Büyüklerden cezayı tanıyorduk. Onlar bağırıyor, çağırıyor, ya da dövüyorlardı. Evlerde babalar anneler, büyük abiler ablalar, okulda öğretmenler, mektepte imam dövüyordu. En çok da imam dövüyordu. Falakayı orada gördüm mesela. İki güçlü kişi dayak yiyecek çocuğun iki ayağını tutar, çocuğun sırtı yerde, ayakları havada, imamın elinde kiren (kızılcık) sopası vur ha vur… az da dövmezdi. Bazı çocukların bağırmalarını halen duyar gibi olurum. Kiren sopası özellikle seçilirdi, çünkü dayanıklı ve esnekti. Vurdu mu ağu (zehir) gibi yakardı. İmam dedim ya en çok döven olunca, imam da din diyor, namaz diyor, sokakta misket oynasan kızıyor, demek ki derdim Allah da böyle. Öyle ya Allah diyen bunları yapıyorsa, Allah neler yapmaz, dediklerinin hepsinin doğru olduğuna aklım almasa da inanır korkardım.

Bugün de sıcak oldu mu yine aynı şeyler canlanır hafızamda. Yanan ateşler, içinde bağıran insanlar, fokurdayan kazanlar, kızgın saçlar üzerinde namaz kılanlar…

Sonradan biraz kitap falan okumaya başlayınca, dinin böyle olmayabileceğini düşünmeye başladım. Allah ile sevgiyi ilk kez o zamanlarda yan yana duydum. Gerçekten Allah sever miydi? Bizim büyükler gibi herhalde sever de döver de diye bir orta yol bulmayı da kendimce başardım.

Lakin aynı zamanda, çok farklı din anlayışlarının, cemaatlerin, mezheplerin, tarikatların varlığı da tanımaya başlamıştım. Öncesinde bende bu konuda bilgi oldukça sınırlıydı. İmam yüksek sesle otuz iki farzı saydırırken, ölüp mezara girdiğimizde, sorgu meleklerine vereceğimiz cevapları da prova ettirirdi.

“Rabbim Allah. Dinim İslâm, kitabım Kur’an-ı kerim. Kıblem Kâbe-i Şerif, itikatta mezhebim Ehl-i sünnet vel cemaat. Amelde mezhebim İmam-ı Azam Ebu Hanife. Zürriyetim Âdem Aleyhisselam. Milletim, Halil İbrahim milletindenim. Ümmeti Muhammed’denim. Mü ‘minim, Müslümanım, Hakka elhamdülillâh…”
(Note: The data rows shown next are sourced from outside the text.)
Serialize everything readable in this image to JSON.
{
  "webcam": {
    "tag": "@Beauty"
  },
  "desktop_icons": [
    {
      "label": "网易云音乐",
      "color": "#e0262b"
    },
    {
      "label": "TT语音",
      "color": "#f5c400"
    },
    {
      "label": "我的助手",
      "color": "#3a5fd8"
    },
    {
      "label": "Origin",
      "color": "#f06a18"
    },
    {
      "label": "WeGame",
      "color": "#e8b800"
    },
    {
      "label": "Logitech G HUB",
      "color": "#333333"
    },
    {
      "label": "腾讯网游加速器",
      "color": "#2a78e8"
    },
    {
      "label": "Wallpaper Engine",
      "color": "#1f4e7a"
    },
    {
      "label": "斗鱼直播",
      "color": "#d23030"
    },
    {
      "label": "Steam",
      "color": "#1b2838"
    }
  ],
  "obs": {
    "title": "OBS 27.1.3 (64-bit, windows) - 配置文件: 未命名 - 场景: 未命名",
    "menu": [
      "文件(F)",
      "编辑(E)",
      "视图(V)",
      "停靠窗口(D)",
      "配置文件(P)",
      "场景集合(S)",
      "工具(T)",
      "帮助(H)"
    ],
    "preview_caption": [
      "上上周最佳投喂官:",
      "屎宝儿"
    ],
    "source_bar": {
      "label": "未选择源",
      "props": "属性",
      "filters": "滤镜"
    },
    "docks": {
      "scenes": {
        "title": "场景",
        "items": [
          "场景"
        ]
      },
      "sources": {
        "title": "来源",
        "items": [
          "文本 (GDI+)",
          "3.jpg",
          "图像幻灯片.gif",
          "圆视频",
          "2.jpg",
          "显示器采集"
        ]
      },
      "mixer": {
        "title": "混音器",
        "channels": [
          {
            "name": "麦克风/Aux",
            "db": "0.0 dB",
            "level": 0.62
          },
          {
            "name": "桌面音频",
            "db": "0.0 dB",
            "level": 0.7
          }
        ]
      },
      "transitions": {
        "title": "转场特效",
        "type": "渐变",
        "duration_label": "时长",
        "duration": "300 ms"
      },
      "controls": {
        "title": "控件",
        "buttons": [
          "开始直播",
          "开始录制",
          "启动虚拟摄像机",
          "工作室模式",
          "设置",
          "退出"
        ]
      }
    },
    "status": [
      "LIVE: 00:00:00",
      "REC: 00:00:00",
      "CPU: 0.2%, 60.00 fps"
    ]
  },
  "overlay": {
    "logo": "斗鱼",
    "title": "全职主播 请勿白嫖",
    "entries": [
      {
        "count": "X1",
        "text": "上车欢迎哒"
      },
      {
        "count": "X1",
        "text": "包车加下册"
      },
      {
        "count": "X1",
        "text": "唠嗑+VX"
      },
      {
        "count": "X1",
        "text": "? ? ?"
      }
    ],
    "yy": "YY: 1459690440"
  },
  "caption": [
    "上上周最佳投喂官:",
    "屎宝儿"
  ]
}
Bu soruları ve cevapları ezberleyelim ki sorgu melekleri (münker ve nekir) geldiğinde hemen cevapları verip, kabir denilen birinci aşamayı geçelim. Olmadı cehennemden önce bir de kabir azabı var ki o da cehennemden beter, kabrin içi ateşle dolacak ve o ateşin içinde kıyamete kadar yanacaksın. Bu arada bir sineği dahi yakmanın ne kadar büyük günah olduğunu da öğreniyorum, başından bitini bile alıp sobaya atamazsın, atarsan yine yandın. Yani anlayacağınız bu bizim, ateşle ve yanmayla işimiz hiç bitmiyordu.

Ne demiştim, cemaatlerle olan bu geç tanışma sonrası onların da içinde dereceler olduğunu görmüştüm. Yakmayan yok hepsi yakıyor ama bazıları biraz daha insaflı, az yakıyor, hatta biraz daha araştırınca yanmanın insanın içindeki vicdanla ilgili olduğu gibi, öncekilere göre çok farklı bir anlayış olduğunu da görmüştüm.

Lakin bazı gruplar, tarikatlar ve cemaatlere göre ki maalesef eskinden çoğu böyleydi, kendilerinden başka hiçbir Müslüman grubu cennete almıyor, İslam olmak yetmiyor, namaz kılmak, oruç tutmak yetmiyor, istediğin kadar sadaka ver, ister kırk kere hacca git, olmuyor, cennete gitmek için illaki onların cemaatten ya da gruptan olmak zorundasın. Onların dışındakiler toptan cehenneme… cennette sizin makama kadar çıkmasak da altlarda mütevazi bir yer olsa diyesiniz geliyor, mümkün değil, adam almıyor sizi içeri. Ya onların hocaları ya da efendilerine tabi olacaksın ya da cehennem ateşinde yanacaksın.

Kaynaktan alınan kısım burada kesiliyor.